Trains.com

The Neighbo(u)rhood Has Changed

Posted by George Hamlin
on Sunday, December 1, 2019

According to its current proprietor, the Toronto Railway Historical Association (TRHA), “A switcher type locomotive, CP Rail 7020 (class DS10-b, serial 72855) looks like she was 'ridden hard and put away wet' ".  (Background/historical information was taken from the group’s excellent webpage, http://www.trha.ca/locomotives.html).

Delivered in October 1944, the 7020 was both a “war baby”, and, by birth, a Yank.  Built by Alco in Schenectady, New York, this model S-2, 1000 horsepower switcher (note the Blunt trucks, as opposed to the AAR models utilized on the later S-4 models), was assigned directly to Toronto’s Parkdale Yard. Such was the novelty, as it was the first CPR diesel assigned to operate in Toronto, that a major newspaper, The Globe, published a photo of the new arrival, which was expected to contribute to reducing smoke pollution (from steam locomotives) in the city.

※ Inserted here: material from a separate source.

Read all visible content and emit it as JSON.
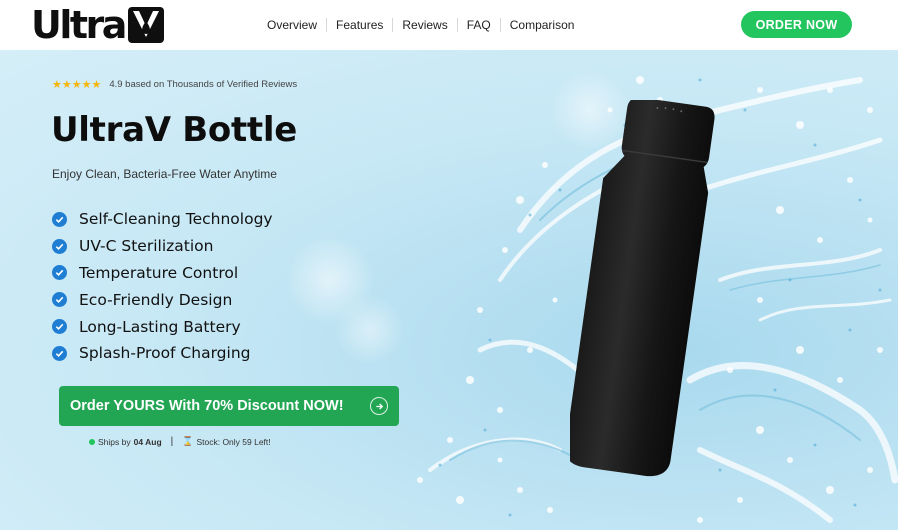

By the 1980s, Canadian Pacific was replacing its older, smaller locomotives with more modern versions, resulting, among other things, in the retirement of many Alco/MLW switchers.  The railroad was also closing its John Street passenger yard and roundhouse, and elected to donate the 7020 to the City of Toronto for a planned railway museum.  An excellent source for further information is the article “Canadian Pacific No. 7020 and the Dieselization of Toronto”, available from   https://www.academia.edu/25213685/Canadian_Pacific_No._7020_and_the_Dieselization_of_Toronto.

As of this photo taken on June 12, 2012, it was still in the area, albeit now as a preserved exhibit at what is left of the CPR’s John Street roundhouse. 

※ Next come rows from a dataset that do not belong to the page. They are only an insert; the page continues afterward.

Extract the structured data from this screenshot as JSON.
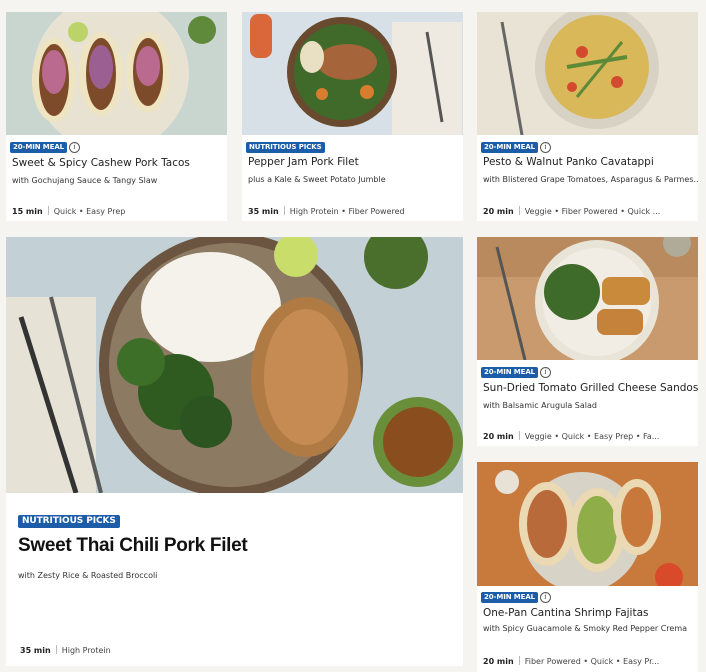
{
  "cards": [
    {
      "badge": "20-MIN MEAL",
      "title": "Sweet & Spicy Cashew Pork Tacos",
      "subtitle": "with Gochujang Sauce & Tangy Slaw",
      "time": "15 min",
      "tags": "Quick • Easy Prep"
    },
    {
      "badge": "NUTRITIOUS PICKS",
      "title": "Pepper Jam Pork Filet",
      "subtitle": "plus a Kale & Sweet Potato Jumble",
      "time": "35 min",
      "tags": "High Protein • Fiber Powered"
    },
    {
      "badge": "20-MIN MEAL",
      "title": "Pesto & Walnut Panko Cavatappi",
      "subtitle": "with Blistered Grape Tomatoes, Asparagus & Parmes...",
      "time": "20 min",
      "tags": "Veggie • Fiber Powered • Quick ..."
    },
    {
      "badge": "NUTRITIOUS PICKS",
      "title": "Sweet Thai Chili Pork Filet",
      "subtitle": "with Zesty Rice & Roasted Broccoli",
      "time": "35 min",
      "tags": "High Protein"
    },
    {
      "badge": "20-MIN MEAL",
      "title": "Sun-Dried Tomato Grilled Cheese Sandos",
      "subtitle": "with Balsamic Arugula Salad",
      "time": "20 min",
      "tags": "Veggie • Quick • Easy Prep • Fa..."
    },
    {
      "badge": "20-MIN MEAL",
      "title": "One-Pan Cantina Shrimp Fajitas",
      "subtitle": "with Spicy Guacamole & Smoky Red Pepper Crema",
      "time": "20 min",
      "tags": "Fiber Powered • Quick • Easy Pr..."
    }
  ],
  "info_icon": "i",
  "colors": {
    "badge": "#1c5ca8",
    "page_bg": "#f6f4f0"
  }
}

This location, immediately southwest of Toronto Union Station (and directly south of the CN Tower), in what was described in previous times as the city’s “Railway Lands”, once was a proverbial beehive of rail activity, essentially occupying virtually all the land south of Front Street (the location of Toronto Union Station) to Lake Ontario between Bathurst Street on the west, and Yonge Street to the east.

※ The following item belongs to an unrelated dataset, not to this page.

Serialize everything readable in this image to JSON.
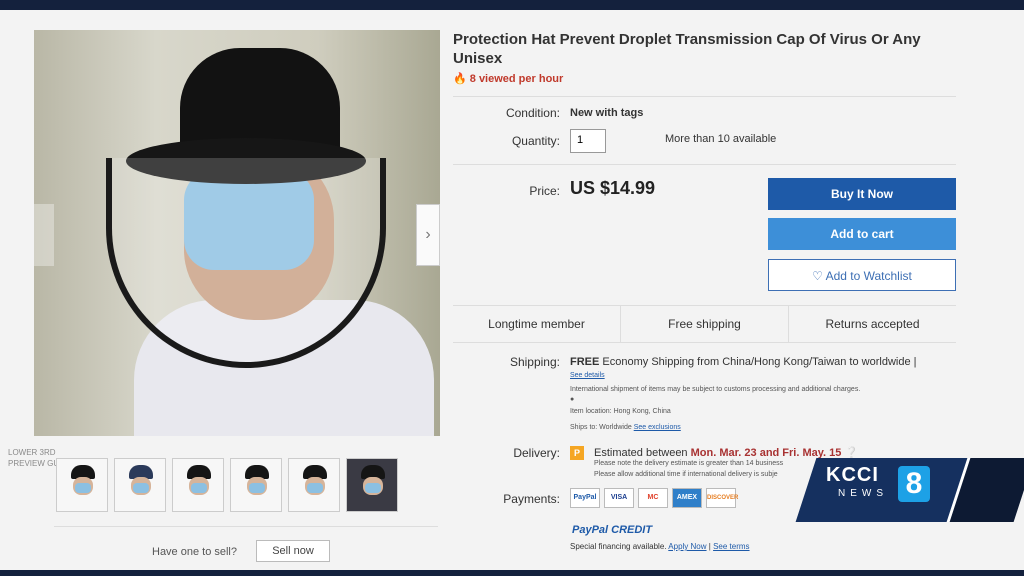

In addition to the Canadian Pacific facilities at John Street, the Canadian National also had large servicing facilities centered on Spadina Avenue; that street’s overhead bridge -- also occupied by Toronto Transit PCCs in the 1970s, and CLRVs (Canadian Light Rail Vehicles) today -- made for great viewing of the classic cab units, including FP9s and FPA-4s that lasted well into the VIA Rail era.

Today, there’s still lots of rail activity in the vicinity associated with the northernmost part of the corridor, used by both VIA and GO Transit to access Union Station.  South of this, however, the sole remainder of the rest of the once vast Railway Lands is the aptly-named “Roundhouse Park”, including the Toronto Railway Museum.  This is now the home of the 7020, which has been in essentially continuous residence in Canada’s largest city longer than the vast majority of human Torontonians. 

Now, however, its milieu is largely “mixed development”, including the surrounding towers seen here, rather than boxcars, streamlined passenger equipment and seemingly interminable back and forth movement, day and night.  Its rest is well-deserved, however, and it’s nice to have a nod to the entity that stitched Canada together, as well as enabling the city to develop into its present form, still visible in otherwise thoroughly modern downtown Toronto.